Double immunization of mice with either unpulsed or individual TSA-pulsed dendritic cells before challenge with live EL4 cells demonstrated that the identified TSAs displayed differential but overall long-lasting protection. Crucially, the immunogenicity of the TSAs was determined by both TSA-responsive T cell expansions upon vaccination and TSA expression levels on tumour cells.

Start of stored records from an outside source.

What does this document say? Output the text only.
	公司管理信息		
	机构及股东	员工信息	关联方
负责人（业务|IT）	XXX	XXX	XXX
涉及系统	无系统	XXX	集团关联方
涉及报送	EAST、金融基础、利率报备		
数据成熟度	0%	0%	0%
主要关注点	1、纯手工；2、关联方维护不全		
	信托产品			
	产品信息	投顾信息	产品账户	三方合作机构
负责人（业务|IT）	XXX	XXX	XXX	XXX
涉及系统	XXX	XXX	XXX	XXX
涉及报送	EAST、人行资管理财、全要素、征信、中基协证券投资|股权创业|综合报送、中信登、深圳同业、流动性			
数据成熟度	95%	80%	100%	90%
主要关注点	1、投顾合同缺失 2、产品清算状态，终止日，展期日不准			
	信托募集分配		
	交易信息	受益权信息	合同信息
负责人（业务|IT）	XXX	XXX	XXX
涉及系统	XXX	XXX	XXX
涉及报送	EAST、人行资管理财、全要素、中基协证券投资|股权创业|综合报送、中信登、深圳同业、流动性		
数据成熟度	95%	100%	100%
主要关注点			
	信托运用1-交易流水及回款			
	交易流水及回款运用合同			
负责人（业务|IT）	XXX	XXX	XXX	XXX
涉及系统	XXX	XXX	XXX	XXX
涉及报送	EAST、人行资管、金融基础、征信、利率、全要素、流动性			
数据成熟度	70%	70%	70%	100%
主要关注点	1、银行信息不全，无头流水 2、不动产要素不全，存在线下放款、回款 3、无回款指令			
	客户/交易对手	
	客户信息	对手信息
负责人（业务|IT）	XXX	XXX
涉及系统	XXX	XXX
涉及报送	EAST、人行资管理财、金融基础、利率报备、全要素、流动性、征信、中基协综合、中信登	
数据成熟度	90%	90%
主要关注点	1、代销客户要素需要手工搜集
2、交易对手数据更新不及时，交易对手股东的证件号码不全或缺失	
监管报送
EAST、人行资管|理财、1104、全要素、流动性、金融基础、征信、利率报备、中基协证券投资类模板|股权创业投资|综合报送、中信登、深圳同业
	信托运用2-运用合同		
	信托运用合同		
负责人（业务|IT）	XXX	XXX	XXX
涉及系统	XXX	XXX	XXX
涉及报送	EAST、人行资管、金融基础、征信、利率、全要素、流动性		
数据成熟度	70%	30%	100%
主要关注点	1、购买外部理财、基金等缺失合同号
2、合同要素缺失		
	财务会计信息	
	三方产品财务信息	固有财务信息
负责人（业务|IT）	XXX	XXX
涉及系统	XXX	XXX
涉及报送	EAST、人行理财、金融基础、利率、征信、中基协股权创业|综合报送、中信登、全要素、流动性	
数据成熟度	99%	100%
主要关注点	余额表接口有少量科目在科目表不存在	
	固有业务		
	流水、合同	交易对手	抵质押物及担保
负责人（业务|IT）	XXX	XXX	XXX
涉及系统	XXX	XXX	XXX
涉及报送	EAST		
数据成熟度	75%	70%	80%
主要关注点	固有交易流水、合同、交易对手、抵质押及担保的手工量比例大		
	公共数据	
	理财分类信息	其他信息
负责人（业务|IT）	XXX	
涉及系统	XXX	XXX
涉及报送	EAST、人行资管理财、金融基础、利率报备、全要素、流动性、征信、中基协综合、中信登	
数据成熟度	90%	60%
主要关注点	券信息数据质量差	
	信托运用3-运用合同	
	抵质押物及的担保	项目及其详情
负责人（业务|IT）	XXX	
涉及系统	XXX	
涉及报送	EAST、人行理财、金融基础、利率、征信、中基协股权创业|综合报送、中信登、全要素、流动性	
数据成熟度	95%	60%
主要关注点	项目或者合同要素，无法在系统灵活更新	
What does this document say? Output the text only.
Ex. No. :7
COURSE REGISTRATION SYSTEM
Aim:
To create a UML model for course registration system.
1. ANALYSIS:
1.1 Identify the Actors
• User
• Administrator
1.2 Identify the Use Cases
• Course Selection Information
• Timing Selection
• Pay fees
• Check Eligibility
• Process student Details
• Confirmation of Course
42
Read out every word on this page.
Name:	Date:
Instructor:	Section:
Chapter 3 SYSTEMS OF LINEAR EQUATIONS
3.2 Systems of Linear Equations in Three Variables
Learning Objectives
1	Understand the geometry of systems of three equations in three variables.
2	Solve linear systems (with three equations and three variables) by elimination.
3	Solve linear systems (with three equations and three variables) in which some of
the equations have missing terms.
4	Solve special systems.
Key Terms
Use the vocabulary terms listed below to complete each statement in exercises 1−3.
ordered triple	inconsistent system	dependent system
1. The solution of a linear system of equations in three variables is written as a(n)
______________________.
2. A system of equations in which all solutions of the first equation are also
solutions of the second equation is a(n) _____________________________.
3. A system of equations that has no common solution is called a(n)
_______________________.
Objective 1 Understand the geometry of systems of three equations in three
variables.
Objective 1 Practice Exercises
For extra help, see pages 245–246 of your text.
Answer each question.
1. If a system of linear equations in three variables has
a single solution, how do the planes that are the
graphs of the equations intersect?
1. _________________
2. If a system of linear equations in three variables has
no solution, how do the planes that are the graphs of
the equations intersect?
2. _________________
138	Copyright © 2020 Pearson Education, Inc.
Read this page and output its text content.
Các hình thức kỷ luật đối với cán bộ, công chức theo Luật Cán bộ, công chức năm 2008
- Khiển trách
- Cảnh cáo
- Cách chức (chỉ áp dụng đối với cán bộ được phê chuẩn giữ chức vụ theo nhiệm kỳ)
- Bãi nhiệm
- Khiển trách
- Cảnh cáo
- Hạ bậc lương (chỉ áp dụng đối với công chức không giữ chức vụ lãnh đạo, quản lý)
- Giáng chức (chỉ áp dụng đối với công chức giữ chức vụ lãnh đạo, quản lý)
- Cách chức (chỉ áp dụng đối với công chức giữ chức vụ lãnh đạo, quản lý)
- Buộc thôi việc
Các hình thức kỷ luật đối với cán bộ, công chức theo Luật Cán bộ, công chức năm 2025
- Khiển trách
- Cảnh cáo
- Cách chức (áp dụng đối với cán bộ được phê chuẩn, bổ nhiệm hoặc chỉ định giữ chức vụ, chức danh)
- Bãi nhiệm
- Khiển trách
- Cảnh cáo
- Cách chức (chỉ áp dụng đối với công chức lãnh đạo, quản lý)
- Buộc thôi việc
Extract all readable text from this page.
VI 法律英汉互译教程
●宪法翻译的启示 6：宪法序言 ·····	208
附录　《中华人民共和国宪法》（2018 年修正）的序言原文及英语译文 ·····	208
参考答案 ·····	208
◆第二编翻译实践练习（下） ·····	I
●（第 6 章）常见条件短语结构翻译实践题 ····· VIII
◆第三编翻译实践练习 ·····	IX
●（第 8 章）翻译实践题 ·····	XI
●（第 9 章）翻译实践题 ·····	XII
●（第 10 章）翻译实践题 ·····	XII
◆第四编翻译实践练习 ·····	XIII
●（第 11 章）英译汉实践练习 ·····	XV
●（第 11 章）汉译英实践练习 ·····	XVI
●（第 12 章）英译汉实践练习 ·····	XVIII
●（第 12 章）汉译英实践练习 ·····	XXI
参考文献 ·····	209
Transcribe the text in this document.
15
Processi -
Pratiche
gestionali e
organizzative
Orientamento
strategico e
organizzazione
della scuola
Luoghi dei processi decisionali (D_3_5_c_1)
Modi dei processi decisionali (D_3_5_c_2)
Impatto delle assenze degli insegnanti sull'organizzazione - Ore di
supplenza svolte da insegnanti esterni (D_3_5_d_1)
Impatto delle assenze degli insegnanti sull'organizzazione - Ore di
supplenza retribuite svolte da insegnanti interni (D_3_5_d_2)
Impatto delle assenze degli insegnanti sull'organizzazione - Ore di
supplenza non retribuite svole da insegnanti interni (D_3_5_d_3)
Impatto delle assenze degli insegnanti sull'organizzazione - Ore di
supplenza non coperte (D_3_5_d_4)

Last, applying this strategy to human primary tumour samples — specifically four B cell acute lymphoblastic leukaemias (B-ALLs) and three lung cancers — by subtracting mRNA sequences of TECs and mTECs from unrelated donors led to the identification of 2 mTSAs and 20 aeTSAs. One of the B-ALL aeTSAs originates from the 3' UTR of TCL1A, a gene associated with lymphoid malignancies. The next step would be to validate the immunogenicity of these TSAs in mice.

targetable antigens that can be used for cancer vaccine development

By identifying TSAs from non-coding regions, this study expands the number of targetable antigens that can be used for cancer vaccine development. Even more appealing as preferred targets, aeTSAs can be widely shared by multiple tumours (including those with low mutational burdens), meaning a single vaccine could be generated, unlike neoantigen-directed immunotherapy, which is likely to be personalized.